So Easy to Love

So Easy to Love

Dr. Sabrina Cherry

Before the candy canes were all gone, they were shuffled into a corner suffocated by small, medium, and large-shaped red hearts. Stuffed animals occupy the shelves. Roses are in the floral cases. And greeting cards are oozing with tender words of affection and adoration. Love is surely in the air.

I don’t know about you, but there are some people I find easy to love.

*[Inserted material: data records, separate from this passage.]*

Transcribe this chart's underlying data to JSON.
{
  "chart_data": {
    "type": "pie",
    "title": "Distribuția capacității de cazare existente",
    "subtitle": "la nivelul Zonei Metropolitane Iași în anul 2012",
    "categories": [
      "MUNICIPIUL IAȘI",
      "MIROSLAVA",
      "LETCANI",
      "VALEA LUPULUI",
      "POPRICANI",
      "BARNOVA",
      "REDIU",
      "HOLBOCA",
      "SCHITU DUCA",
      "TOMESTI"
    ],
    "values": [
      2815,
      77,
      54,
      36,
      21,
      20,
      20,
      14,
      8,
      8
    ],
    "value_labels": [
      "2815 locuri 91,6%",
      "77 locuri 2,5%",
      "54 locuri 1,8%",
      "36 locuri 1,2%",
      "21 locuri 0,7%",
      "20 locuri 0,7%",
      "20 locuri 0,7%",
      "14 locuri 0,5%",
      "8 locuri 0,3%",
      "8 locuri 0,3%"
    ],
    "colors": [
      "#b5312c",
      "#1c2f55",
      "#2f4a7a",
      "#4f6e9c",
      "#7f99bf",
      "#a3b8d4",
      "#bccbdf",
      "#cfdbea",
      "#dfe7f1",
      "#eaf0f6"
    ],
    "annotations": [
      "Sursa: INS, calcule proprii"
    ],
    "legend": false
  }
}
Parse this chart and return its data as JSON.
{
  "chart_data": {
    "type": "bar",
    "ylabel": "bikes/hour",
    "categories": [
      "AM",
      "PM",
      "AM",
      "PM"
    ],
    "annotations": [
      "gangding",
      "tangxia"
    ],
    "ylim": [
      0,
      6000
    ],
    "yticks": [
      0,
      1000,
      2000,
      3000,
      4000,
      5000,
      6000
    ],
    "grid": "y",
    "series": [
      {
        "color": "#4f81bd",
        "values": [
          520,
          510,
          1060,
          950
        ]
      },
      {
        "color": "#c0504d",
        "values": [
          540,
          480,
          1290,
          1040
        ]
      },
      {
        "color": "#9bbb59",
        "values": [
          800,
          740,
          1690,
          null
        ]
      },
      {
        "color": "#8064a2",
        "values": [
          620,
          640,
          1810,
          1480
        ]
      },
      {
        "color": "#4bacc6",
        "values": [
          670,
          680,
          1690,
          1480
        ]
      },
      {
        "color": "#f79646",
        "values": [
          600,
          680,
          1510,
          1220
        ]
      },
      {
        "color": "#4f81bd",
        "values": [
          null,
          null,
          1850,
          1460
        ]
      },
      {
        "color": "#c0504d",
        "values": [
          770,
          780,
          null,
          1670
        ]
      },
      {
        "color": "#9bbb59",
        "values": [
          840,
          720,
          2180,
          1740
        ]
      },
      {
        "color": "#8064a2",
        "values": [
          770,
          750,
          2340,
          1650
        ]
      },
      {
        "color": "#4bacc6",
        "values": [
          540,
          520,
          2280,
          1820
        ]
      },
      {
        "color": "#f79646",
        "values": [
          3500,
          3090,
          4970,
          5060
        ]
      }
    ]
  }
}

My mother is at the top of the list. With our prolonged season of COVID-19, physical distancing, and limited travel, I treasure every day she is alive and well. The remainder of my family follows closely behind.

I grew up in a close-knit community surrounded by immediate and extended family. Many of my cousins still live within a “stone’s throw” of my childhood home. I love seeing them and reminiscing about the experiences we shared while growing up. Next up would likely be my friendship network. Within it are friends I’ve known since kindergarten, as well as those I’ve met throughout various educational pursuits, work placements, and community organizations. I could go on, but these are just a few people I find easy to love. These are the people I think of when I see jumbo chocolate hearts or cute, stuffed animals, or hear singing cards.

But I have another list as well – a list of those who aren’t as easy to love. Included on this list are people who lie and are deceitful; those who don’t honor their word, and those I find manipulative. I am challenged to love those who spew hate and refuse to see every person as a living being deserving of basic human rights. I find it hard to love those who thrive on greed and discontent, alongside others who refuse to sit silently for one ounce of a second to hear the viewpoints of another.

This month as many of us are overwhelmed with the reminder to love, I consider not only those who I love but those I find most challenging to love. And this month, I stretch myself to love ‘in spite of.’ This is not a passive love that dismisses the wrongdoing of those with ill-intent, but a love that seeks to model compassion, forgiveness, and hope. This is a love that surpasses my human inclination and leanings. This is a love I can stand on. A love that affirms and invites. A love that embraces and welcomes. A love that says I still believe. A love that allows my heart to continuously be softened and renewed versus callous and battered.

One of my favorite songs includes the following lyrics:

And it was all so simple
You’re so easy to love
And no space between us
You’re so easy to trust

Cause You are closer, closer than my skin
And You are in the air I’m breathing in
And here’s where the dead things come back to living
I feel my heart beating again
It feels so good to know You are my friend

(Communion by Maverick City Music featuring Steffany Gretzinger and Brandon Lake)

While this song is not about the love we experience with one another, it is a model for how I can love others. Simple love. Trusting love. A love that is close. A love that reinvigorates. I hope we create space this month and beyond to not only love those who are easy to love but the ones who challenge us to believe in hope, compassion, and forgiveness.